Satira

La smerdification delle nostre città. Due passi per Venezia

La dolce ossessione degli ultimi suoi giorni tristi, Venezia, la vende ai turisti.

F. Guccini, Venezia

 

Come sono capitato a Venezia, ahimè, è storia lunga. Venni allontanato e bandito da Ponciopoli poiché violai, non ricordo più in che modo, le sue regole (dovetti comunque farla grossa). Lì, nessuno più mi riconosceva, a cominciare dal boss della comunità, un simpatico ballerino di varietà. Addirittura, Ulderico, il karo mio amico, dopo il mio sgarro, incontrandomi per strada, cambiava direzione muovendosi a scatto, a guisa di ratto. Insomma, dovetti partire, e devo dire che mi sentivo come Ovidio esiliato a Tomi ferrigna da Augusto imperatore. Ma io mi trovavo a Venezia, la serenissima, e in fondo al cor l’avevo sempre amata.

Appena uscito dalla stazione di Santa Lucia, ad attendermi c’era Helmut. Mi aveva trovato un posto presso il gattile dei mici del ghetto, ove il gatto Eustachio benevolmente mi aveva accolto. “Caro Guy” – mi disse Helmut – “vieni, ti porto a spasso per Venezia e quando saremo nel ghetto anche Eustachio si unirà a noi”. Beh, cari miei, inutile dirvi che l’affaccio della stazione sul canale brulicava di una folle folla che aumentava ancora di più se ci si dirigeva verso il centro. Fu allora che vidi un essere altissimo, dai capelli verdi e gialli, ricoperto di pelose coperte colorate con in testa un elmo cornuto: camminando parlava in una lingua dalle germaniche tonalità. Poi una marea di giapponesi audacemente digitalizzati, con apparecchi luminescenti nelle loro dita. E poi, guardando il vicolo che sempre più stretto si faceva, vidivi dentro una terribile stipa di turisti frementi e di sì diversa ispecie, che la memoria il sangue d’orror mi costipa. Avanti, avanti, ancora avanti, sussurrava Helmut fumando il suo sigarazzo e così in breve ci ritrovammo nel ghetto. Ecco quindi Eustachio balzarci incontro, in modo elegante, vestito di tutto punto da spadaccino gattesco qual era, con sciabola e stivali, e con accento veneziano mi disse: “Ti aspettavo, ciò, benvenuto a Vinegia!
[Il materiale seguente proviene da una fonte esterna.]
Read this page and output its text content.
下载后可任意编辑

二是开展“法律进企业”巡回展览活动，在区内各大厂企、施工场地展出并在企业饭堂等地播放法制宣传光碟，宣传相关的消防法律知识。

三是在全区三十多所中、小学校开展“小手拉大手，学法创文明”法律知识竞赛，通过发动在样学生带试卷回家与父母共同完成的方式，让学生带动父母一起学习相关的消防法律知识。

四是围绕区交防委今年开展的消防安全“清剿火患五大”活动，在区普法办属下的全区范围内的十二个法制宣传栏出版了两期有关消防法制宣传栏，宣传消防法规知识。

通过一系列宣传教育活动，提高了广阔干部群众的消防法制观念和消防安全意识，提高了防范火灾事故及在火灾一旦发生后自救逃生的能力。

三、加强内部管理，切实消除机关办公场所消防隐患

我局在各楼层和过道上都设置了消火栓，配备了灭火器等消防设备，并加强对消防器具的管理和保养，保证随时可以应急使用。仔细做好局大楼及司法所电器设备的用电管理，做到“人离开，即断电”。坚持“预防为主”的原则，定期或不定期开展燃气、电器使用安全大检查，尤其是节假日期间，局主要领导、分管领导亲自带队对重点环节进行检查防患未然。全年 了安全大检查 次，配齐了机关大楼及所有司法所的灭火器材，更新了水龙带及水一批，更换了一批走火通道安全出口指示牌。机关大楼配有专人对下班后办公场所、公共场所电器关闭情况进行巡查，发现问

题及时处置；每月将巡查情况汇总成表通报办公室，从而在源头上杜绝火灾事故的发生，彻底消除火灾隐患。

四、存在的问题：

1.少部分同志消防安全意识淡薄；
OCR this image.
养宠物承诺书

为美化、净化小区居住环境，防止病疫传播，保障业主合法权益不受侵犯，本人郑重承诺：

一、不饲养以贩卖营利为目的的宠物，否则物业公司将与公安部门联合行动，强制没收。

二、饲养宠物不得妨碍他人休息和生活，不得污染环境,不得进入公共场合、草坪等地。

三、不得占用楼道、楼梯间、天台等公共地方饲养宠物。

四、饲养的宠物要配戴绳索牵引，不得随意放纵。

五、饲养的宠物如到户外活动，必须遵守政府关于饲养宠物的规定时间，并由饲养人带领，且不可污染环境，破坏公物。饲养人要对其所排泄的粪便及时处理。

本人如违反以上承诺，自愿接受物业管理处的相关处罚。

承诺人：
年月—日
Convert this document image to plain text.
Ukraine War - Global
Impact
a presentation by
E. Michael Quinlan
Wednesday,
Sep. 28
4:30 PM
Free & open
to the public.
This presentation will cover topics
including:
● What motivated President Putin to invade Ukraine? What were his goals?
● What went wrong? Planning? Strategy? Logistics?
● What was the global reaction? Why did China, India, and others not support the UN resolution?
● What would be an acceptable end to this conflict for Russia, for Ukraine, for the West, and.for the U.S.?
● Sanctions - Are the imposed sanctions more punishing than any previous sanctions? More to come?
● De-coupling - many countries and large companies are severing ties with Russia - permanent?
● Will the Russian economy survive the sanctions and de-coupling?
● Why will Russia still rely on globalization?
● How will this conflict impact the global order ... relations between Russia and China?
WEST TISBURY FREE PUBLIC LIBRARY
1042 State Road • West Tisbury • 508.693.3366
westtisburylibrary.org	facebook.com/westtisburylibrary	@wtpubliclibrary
Dal momento che sei apena arivato, io e Helmut ti volevamo far veder com l’è cambiata la cità in questi ani! Tuto quel che un tempo era vero, adeso l’è diventato finto, ciò!”. Uhmm, fatemi capire, si tratta forse della gentrification, in italiano gentrificazione? Fenomeno per cui un luogo originariamente autentico e popolare diventa finto, costruito a uso e consumo dei turisti. Ad esempio, il centro storico della Venezia attuale, probabilmente è stato costruito a tavolino, trasformato in ciò che il turista si aspetta di trovare. “Bravissimo!” – disse Eustachio – “è la gentrification, che meglio si potrebbe chiamare smerdification. C’è più m…. qui che nella mia lettiera. Pensa che hanno speculato anche sulla comunità dei gatti del ghetto: ci siamo trasformati in chincaglieria per turisti! In ogni negozio troverete poster e oggetti che riecheggiano i mici veneziani ma non troverete più un gatto in tutte le zone turistiche di Venezia! Noi adesso ci siamo allontanati e il nostro gattile, dove sarai ospitato anche tu, ormai si trova in una zona decentrata”.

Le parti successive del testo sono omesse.